Debian is stable.... you're not going to get anything but security updates and bug fixes. If you need new features, install backports, move to Siduction based on unstable Sid or stick with Ubuntu.
Ok, that's what I thought, however, I guess I was expecting at least a few bug fixes and/or a security update in the first 10 days... Maybe not though. I'll have to check my sources.list file next time I restore the image and make sure it's good. That's all I can think of. Meanwhile, I'm on Mint Cinnamon 18.2 right now...
They'll come out very infrequently.... like weeks or even months. Debian is to the deb. world what RHEL/CENTOS is to the rpm. world. A stable and dependable long term OS. A new version appears roughly every two years.
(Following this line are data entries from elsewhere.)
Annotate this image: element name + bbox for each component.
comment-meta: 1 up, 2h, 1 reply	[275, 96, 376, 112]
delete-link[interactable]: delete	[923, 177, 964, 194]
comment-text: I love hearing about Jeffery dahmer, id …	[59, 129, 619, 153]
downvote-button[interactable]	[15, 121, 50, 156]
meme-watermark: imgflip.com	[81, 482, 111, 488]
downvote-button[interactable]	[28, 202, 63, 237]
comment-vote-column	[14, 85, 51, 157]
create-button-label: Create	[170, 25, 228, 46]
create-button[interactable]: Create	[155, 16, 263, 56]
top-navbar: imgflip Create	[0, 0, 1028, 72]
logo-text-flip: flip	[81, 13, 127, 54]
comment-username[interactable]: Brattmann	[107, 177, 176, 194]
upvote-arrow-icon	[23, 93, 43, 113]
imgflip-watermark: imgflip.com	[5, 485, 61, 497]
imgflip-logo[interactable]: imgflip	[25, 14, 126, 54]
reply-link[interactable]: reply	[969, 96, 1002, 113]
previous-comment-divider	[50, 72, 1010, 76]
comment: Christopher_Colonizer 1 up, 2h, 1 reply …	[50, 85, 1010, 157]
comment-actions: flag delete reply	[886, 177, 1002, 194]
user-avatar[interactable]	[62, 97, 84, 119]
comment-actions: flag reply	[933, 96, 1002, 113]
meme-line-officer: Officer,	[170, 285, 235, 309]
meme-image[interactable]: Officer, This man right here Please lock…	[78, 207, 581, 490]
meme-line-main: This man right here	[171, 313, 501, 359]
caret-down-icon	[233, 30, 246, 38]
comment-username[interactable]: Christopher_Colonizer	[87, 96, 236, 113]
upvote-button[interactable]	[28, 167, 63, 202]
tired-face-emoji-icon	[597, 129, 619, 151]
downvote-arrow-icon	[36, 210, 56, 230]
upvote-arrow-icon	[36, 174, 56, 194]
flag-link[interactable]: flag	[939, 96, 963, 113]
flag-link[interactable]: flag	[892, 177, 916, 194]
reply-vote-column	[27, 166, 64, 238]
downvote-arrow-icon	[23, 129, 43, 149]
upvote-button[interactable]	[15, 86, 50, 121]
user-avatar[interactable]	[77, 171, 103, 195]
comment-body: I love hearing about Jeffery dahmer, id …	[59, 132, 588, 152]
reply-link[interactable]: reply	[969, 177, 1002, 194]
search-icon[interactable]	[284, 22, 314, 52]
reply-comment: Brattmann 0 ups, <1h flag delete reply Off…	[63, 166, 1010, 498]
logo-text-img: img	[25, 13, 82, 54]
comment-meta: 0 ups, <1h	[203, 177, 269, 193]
If you want bleeding edge, there's Siduction which is a rolling release and with Ubuntu, you can upgrade roughly every six months - between LTS releases.
For what it's worth department, I restored my Debian 9 Gnome image 5 days later and now everything is updating and working great, there were a dozen or so packages updated today. So it's back to Debian for me...
In a stricter sense, if we consider a pure UEFI boot with secure boot enabled, the popular Arch/Manjaro distros still do not support UEFI with secure boot. It's truly a pity, as they still view secure boot as a Microsoft monopoly effort rather than something that does provide some computer security.
Reporting back. I just installed using a Deb 9.3 (third iteration) net install cd. It is a bare metal machine running Stretch Cinnamon. Complete rebuild not an upgrade. The install went pretty smoothly with one glaring exception. There is a known bug in the installer regarding the handling of sudo/su/sudoers. If you set a root password during install and then later during the install you set a user and password it will NOT work out of the box when you mount the system. Many, many folks have seen this, while some don't. I assembled a few quick steps to remedy this issue and once learned its an easy fix. The terminal commands to set various items of interest have been changed, which I guess is to be expected when you go to a new version. e.g. setting autologin of the user, setting the sudoer file for that user to universal access with sudo password. Its all easy stuff just a small learning curve. So far I have been loving Stretch and if my love for this continues another week I'll be moving all my Jessie machines to Stretch. Nice graphics and very smooth. Install went well on my VM's before going bare metal.